Last week was sort of Chicago School week for me over at The Big Money, with articles about Super Freakonomics and Gary Becker's vision of corporate ethics (the second an expansion of a recent Chumpchanger post). One thing I didn't talk about in those pieces is the love of "contracts" you'll find in Chicago economists from Milton Friedman on down, and more broadly among folks who think of themselves generally as "libertarian."
What's always struck me as weird about libertarians is that they don't think much of social responsibility, but somehow make an exception for sticking to contracts. What the contract says doesn't matter at all, only that we keep to it. It's fine for just about any decision to be governed by expediency, except that of whether to honor a contract. Which is bizarre, partly because it's not clear where the special status of contracts comes from, and partly because libertarians tend to apply a much more stringent version of what it means to honor a contract than you'd imagine (I would think they would say that if you can persuade a court to let you get away with whatever you've done, you've honored a contract by definition).

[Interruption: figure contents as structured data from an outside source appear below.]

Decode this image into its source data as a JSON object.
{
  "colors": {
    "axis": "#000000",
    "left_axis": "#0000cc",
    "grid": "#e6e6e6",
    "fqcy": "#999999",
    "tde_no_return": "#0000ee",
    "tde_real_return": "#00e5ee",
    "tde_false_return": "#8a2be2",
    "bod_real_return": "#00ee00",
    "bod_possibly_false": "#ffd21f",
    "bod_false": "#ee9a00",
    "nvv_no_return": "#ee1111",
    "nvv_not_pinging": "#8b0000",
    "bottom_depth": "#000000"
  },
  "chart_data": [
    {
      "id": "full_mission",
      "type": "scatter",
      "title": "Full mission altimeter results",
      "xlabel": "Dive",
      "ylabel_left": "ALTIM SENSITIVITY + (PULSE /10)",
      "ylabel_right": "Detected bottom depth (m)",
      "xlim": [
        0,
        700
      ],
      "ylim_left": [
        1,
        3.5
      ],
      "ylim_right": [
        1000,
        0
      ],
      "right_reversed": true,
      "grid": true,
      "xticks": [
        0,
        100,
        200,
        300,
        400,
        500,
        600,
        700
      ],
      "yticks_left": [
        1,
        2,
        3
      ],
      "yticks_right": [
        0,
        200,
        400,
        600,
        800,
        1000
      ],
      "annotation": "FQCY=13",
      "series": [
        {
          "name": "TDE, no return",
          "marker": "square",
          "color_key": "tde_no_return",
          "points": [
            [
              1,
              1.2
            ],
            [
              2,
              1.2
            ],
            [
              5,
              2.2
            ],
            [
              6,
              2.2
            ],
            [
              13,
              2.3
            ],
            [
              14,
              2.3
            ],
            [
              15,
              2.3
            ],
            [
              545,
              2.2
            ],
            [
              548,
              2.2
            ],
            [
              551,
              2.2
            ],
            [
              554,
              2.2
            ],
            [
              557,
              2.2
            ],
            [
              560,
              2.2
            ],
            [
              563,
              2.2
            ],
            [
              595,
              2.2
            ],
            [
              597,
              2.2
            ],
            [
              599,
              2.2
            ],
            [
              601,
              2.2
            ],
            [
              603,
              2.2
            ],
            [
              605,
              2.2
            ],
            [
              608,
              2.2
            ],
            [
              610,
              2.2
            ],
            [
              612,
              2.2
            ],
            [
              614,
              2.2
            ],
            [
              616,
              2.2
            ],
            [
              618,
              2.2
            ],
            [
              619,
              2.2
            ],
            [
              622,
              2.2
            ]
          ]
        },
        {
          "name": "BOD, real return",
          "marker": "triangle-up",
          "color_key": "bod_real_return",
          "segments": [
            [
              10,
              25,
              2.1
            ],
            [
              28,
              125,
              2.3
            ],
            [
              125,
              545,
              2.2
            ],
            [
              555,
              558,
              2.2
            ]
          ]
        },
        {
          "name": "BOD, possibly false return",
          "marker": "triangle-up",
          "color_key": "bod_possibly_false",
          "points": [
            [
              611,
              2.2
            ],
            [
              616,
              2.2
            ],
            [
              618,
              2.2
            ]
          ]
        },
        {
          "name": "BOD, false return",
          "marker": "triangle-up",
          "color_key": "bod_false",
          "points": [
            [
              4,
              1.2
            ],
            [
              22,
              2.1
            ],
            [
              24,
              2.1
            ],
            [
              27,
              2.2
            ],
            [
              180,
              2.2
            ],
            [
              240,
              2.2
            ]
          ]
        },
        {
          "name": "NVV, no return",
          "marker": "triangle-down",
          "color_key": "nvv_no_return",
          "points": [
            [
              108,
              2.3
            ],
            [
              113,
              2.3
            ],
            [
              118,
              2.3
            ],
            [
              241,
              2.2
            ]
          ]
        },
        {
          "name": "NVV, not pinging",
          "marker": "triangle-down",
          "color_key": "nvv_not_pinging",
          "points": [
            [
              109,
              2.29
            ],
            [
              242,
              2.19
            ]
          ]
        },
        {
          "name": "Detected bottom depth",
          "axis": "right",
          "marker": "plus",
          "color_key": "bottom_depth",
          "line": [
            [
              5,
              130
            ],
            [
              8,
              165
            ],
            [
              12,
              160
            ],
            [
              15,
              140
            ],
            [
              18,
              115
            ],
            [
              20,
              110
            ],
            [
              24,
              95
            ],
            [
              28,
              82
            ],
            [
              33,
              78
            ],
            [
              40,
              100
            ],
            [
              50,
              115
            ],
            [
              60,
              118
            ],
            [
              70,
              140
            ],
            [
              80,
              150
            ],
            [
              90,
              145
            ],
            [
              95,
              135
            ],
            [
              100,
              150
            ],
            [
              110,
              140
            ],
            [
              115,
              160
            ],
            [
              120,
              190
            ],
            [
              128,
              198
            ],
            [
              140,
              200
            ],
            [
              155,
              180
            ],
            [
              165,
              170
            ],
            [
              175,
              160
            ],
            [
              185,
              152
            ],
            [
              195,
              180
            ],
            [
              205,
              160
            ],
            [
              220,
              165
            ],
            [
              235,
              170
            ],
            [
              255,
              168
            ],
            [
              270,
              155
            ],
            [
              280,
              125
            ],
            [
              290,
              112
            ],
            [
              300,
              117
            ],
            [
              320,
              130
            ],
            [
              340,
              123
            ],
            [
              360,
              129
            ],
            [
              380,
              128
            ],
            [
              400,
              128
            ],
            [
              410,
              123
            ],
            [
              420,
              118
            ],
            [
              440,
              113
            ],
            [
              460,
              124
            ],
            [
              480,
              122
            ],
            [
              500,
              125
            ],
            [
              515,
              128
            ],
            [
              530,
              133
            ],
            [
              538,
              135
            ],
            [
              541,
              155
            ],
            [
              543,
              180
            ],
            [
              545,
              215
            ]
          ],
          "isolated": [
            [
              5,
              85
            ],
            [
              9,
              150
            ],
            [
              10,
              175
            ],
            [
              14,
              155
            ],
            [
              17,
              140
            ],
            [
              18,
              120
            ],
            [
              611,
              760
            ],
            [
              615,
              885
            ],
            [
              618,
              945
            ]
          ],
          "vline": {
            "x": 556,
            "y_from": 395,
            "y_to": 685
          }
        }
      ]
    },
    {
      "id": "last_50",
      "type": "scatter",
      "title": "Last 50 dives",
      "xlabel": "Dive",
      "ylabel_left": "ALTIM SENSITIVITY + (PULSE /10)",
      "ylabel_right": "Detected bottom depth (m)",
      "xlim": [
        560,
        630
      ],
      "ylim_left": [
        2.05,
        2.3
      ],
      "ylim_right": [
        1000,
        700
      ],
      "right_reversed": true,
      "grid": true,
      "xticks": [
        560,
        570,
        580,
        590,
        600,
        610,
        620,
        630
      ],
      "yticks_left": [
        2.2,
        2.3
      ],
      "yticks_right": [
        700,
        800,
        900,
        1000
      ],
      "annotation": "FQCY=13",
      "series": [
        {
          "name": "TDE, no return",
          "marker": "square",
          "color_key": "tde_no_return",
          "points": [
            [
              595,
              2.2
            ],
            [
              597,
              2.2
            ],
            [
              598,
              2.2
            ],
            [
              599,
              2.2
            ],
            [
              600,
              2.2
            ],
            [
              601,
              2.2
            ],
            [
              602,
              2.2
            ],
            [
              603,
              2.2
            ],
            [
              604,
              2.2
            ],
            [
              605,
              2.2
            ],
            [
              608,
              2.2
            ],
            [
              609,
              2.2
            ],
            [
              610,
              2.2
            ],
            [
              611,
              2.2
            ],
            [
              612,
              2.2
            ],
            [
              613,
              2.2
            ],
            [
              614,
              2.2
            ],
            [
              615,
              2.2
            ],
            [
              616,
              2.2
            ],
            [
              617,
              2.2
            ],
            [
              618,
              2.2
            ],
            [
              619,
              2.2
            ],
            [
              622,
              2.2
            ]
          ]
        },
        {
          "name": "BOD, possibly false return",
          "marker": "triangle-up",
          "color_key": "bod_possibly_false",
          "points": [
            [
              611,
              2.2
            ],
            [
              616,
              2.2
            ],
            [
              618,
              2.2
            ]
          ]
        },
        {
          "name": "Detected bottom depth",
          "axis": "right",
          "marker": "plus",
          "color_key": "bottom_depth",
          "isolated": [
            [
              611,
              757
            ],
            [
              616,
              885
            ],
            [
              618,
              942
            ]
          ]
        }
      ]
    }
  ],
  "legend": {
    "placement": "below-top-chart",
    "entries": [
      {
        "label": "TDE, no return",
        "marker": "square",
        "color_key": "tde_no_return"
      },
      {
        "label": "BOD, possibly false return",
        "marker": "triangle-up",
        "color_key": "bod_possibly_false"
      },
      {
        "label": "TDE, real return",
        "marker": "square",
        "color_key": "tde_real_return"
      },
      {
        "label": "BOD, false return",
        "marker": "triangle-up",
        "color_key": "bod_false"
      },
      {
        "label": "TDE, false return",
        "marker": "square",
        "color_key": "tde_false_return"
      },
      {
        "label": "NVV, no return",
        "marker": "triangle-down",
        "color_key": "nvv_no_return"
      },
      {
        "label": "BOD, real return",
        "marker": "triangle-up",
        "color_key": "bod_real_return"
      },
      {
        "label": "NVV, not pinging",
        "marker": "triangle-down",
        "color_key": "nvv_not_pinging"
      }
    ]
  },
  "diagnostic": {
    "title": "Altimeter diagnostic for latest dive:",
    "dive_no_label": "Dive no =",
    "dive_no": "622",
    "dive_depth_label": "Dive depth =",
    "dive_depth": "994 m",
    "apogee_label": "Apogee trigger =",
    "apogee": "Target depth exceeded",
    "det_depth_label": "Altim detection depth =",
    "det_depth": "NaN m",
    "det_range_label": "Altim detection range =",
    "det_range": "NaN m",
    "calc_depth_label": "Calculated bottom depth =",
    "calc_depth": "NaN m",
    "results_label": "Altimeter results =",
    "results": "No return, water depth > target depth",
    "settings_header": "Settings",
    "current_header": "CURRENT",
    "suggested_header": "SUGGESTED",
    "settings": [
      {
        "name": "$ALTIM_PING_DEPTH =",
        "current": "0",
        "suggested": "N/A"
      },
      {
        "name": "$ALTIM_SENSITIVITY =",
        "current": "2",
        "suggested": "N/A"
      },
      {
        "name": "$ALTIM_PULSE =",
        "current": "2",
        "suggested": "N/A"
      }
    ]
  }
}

I have the suspicion that part of the motivation here is the search for what Paul Krugman calls beauty in economic theory. Models of how people behave and, more important, should behave, are just so much easier to construct if they actually do at time Z what they said they would do at time X. But that convenience doesn't turn it into a moral law. On the contrary, the great thing about contracts is that they make no ethical claims. They don't get their power from morals, but from courts. Which for libertarians is probably part of the problem: in their world, contracts are clear, ethics are fuzzy and hard to understand. In the real world, it tends to be the other way around.